Private William Thomas Glenn (2056)

It was a difficult time for his boss John Thomas Grant the baker. His eldest son, also called John Thomas Grant, served in RWR and he might well have been reluctant to lose William Glenn his assistant. When Mrs Catherine Grant died in 1918, her husband had neither an assistant nor son to assist in the business and he had four younger children to bring up.

Details of Private Glenn’s service are not known except that he served in France and that throughout his commanding officer Charles Trotman said he was of ‘good character’. He was injured on 27th September 1918 with a gunshot wound in the cheek and he was transferred to the Queen Mary Military Hospital, Whalley.
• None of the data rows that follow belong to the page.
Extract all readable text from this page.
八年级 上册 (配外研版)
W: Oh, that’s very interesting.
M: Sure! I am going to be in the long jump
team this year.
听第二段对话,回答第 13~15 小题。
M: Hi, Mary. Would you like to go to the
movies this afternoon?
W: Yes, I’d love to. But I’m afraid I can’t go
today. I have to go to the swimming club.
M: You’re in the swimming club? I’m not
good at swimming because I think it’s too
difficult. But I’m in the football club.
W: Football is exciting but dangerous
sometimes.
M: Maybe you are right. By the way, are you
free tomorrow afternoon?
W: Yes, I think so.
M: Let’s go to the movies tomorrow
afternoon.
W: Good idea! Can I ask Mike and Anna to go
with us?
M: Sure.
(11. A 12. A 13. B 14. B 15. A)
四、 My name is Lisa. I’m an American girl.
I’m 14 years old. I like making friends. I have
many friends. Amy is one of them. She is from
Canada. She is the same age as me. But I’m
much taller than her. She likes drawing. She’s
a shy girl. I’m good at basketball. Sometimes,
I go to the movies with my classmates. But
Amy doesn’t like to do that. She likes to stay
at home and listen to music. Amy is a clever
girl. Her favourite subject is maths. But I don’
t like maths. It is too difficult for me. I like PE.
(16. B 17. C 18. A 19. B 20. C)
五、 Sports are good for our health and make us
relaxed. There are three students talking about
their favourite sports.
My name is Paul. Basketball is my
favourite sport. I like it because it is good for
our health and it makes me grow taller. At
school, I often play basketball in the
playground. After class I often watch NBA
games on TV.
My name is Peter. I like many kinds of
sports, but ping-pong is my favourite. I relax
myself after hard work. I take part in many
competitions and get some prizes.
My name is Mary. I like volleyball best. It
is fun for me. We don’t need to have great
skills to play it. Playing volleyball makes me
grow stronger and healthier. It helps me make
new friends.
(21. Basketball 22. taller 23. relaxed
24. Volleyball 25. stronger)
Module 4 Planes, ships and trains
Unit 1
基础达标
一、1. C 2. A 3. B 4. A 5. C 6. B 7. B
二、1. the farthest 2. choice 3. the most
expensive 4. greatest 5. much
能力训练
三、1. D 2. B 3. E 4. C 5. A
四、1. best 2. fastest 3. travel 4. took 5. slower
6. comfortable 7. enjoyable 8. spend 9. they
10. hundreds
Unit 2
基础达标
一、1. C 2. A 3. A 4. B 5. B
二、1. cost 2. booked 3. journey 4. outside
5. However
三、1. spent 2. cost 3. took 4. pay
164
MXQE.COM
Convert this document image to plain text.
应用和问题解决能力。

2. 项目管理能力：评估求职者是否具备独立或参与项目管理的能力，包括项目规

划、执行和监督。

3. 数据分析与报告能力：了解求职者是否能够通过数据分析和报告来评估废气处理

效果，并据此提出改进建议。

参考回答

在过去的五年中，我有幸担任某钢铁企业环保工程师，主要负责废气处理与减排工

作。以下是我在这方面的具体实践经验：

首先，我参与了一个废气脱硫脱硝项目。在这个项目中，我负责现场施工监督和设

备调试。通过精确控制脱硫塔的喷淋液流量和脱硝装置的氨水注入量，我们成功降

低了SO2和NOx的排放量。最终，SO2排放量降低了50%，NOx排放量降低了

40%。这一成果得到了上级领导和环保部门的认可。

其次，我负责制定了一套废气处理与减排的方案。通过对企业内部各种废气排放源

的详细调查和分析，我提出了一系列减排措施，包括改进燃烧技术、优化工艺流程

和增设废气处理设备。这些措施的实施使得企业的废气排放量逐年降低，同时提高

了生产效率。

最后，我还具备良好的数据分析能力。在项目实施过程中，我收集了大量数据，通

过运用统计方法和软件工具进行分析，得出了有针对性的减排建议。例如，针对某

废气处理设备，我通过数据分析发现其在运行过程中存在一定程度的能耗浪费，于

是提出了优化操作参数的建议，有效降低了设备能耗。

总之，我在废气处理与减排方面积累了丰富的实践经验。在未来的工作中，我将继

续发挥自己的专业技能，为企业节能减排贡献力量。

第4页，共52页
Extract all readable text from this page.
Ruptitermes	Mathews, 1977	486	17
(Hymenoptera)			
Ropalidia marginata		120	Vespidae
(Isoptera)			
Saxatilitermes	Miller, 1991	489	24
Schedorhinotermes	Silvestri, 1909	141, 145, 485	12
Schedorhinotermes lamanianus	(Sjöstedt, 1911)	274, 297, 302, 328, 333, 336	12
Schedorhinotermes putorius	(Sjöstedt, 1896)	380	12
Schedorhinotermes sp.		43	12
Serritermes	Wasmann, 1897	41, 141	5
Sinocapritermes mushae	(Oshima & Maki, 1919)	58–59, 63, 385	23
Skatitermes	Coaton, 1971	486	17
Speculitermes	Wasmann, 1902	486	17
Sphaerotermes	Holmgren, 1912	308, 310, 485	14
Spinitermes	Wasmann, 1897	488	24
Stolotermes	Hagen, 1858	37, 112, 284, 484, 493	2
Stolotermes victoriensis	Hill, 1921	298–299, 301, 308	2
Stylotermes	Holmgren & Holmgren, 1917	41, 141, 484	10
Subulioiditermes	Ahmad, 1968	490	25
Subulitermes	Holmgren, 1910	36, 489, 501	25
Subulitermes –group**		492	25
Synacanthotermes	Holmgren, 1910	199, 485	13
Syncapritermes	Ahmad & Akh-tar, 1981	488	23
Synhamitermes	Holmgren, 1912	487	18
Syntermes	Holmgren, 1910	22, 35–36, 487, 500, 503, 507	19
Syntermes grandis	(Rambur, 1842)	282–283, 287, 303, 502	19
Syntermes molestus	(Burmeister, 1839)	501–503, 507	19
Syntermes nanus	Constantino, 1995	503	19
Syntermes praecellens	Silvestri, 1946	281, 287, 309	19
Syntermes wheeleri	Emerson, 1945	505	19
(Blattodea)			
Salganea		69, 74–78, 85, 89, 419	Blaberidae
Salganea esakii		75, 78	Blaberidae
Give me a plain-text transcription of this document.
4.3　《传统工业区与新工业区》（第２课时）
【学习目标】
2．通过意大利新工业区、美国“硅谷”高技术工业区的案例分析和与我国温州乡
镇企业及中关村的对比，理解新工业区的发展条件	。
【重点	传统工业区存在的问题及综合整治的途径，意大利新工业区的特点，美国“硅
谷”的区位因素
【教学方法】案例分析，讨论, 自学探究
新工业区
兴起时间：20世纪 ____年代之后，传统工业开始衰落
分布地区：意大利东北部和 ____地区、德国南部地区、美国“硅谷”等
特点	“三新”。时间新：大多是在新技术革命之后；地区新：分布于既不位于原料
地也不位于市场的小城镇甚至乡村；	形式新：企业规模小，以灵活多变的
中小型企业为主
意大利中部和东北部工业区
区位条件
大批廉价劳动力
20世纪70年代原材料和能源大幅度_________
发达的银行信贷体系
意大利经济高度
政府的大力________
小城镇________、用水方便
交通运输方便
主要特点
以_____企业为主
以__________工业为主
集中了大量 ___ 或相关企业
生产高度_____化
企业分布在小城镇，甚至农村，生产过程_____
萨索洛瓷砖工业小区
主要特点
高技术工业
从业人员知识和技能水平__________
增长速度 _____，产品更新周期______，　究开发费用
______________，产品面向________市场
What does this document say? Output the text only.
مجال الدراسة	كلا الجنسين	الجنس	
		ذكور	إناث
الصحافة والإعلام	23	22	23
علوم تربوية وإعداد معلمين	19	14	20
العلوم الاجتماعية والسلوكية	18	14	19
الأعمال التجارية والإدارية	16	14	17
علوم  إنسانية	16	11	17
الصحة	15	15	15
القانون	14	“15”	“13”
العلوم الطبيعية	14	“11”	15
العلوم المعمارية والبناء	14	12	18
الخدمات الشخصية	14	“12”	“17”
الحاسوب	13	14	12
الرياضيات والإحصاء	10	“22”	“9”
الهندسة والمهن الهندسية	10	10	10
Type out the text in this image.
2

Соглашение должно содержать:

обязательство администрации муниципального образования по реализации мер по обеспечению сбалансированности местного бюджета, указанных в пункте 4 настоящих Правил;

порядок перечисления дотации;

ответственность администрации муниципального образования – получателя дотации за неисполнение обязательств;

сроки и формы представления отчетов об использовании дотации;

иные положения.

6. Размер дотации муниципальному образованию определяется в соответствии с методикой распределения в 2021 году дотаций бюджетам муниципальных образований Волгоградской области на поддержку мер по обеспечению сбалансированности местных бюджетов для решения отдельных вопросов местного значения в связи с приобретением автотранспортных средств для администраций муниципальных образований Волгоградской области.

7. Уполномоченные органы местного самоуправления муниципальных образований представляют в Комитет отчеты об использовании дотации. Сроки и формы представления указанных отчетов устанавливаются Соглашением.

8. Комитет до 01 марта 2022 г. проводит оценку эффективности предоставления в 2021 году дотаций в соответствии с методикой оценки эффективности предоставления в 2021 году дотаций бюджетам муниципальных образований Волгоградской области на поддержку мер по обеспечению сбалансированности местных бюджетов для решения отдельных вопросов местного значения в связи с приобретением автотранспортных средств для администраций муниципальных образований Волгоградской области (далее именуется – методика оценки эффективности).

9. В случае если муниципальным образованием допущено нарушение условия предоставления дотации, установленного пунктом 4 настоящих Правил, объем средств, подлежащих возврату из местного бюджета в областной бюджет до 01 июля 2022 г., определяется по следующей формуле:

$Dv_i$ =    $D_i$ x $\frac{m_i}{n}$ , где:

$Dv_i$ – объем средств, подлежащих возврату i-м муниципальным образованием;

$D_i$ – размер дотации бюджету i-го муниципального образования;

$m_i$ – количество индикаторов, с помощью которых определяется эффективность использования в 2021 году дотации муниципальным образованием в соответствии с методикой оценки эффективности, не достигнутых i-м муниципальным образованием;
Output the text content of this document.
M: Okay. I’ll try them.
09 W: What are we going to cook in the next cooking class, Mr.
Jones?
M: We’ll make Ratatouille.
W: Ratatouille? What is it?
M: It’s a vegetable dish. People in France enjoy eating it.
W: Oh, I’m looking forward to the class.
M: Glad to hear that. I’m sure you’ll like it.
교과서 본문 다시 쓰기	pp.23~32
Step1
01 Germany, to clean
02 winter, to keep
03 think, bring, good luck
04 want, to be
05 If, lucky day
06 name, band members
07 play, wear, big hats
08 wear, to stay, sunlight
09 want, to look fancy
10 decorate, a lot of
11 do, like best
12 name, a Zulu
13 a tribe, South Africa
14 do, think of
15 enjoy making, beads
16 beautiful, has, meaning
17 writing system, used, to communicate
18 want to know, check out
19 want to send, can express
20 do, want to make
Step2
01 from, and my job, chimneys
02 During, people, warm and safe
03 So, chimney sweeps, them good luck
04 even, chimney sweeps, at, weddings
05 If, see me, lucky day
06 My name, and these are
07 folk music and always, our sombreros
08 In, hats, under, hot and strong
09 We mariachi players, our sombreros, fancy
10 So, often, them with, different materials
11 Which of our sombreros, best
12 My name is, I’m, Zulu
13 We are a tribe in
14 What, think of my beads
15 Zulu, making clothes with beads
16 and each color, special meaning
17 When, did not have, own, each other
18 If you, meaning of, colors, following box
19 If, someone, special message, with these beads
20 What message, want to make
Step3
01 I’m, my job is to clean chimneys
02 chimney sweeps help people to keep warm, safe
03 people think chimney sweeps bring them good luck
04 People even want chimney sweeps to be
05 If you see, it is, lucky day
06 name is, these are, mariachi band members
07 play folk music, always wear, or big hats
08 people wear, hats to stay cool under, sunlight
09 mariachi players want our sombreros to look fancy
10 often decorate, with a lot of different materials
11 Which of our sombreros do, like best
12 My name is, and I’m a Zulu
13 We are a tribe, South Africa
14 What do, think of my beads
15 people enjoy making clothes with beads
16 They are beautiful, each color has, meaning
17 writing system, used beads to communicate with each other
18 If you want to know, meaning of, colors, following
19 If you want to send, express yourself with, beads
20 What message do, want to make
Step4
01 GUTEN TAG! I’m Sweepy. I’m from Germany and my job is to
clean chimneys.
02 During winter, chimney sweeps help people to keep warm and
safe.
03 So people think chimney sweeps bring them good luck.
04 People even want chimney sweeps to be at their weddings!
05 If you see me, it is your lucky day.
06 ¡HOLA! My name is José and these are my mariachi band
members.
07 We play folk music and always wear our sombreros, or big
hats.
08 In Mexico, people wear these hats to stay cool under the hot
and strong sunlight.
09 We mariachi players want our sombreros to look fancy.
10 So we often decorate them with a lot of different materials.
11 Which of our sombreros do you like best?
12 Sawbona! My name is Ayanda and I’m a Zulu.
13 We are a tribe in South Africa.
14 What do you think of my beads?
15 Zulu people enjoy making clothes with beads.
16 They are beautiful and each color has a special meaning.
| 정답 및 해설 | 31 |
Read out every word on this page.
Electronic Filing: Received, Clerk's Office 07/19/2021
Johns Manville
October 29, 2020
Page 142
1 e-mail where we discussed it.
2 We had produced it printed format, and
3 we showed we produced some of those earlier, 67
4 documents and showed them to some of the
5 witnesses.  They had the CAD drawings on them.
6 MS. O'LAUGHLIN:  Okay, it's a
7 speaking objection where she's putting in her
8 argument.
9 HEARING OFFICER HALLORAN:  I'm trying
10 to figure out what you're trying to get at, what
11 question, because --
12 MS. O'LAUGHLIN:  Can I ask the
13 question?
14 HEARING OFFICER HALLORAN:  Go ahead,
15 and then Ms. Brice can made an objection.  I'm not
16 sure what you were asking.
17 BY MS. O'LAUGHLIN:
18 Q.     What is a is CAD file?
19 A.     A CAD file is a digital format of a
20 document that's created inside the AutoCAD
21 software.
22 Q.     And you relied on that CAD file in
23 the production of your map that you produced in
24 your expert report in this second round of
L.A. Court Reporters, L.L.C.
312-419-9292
Ambulances and trains such as these transported the wounded to the port for embarkation.

This photograph shows rehabilitating patients going to watch a cricket match and it gives an impression of the scale of the hospital. William may have been part of this kind of event on his route to recovery.
He was demobilised in March 1919 with a war gratuity of £11.00 and awarded both the Victory and British medals.
William eventually moved from Southam to Bedworth where he and Lily brought up a large family. He worked as a ‘baker and confectioner’ and died in 1960 in Nuneaton.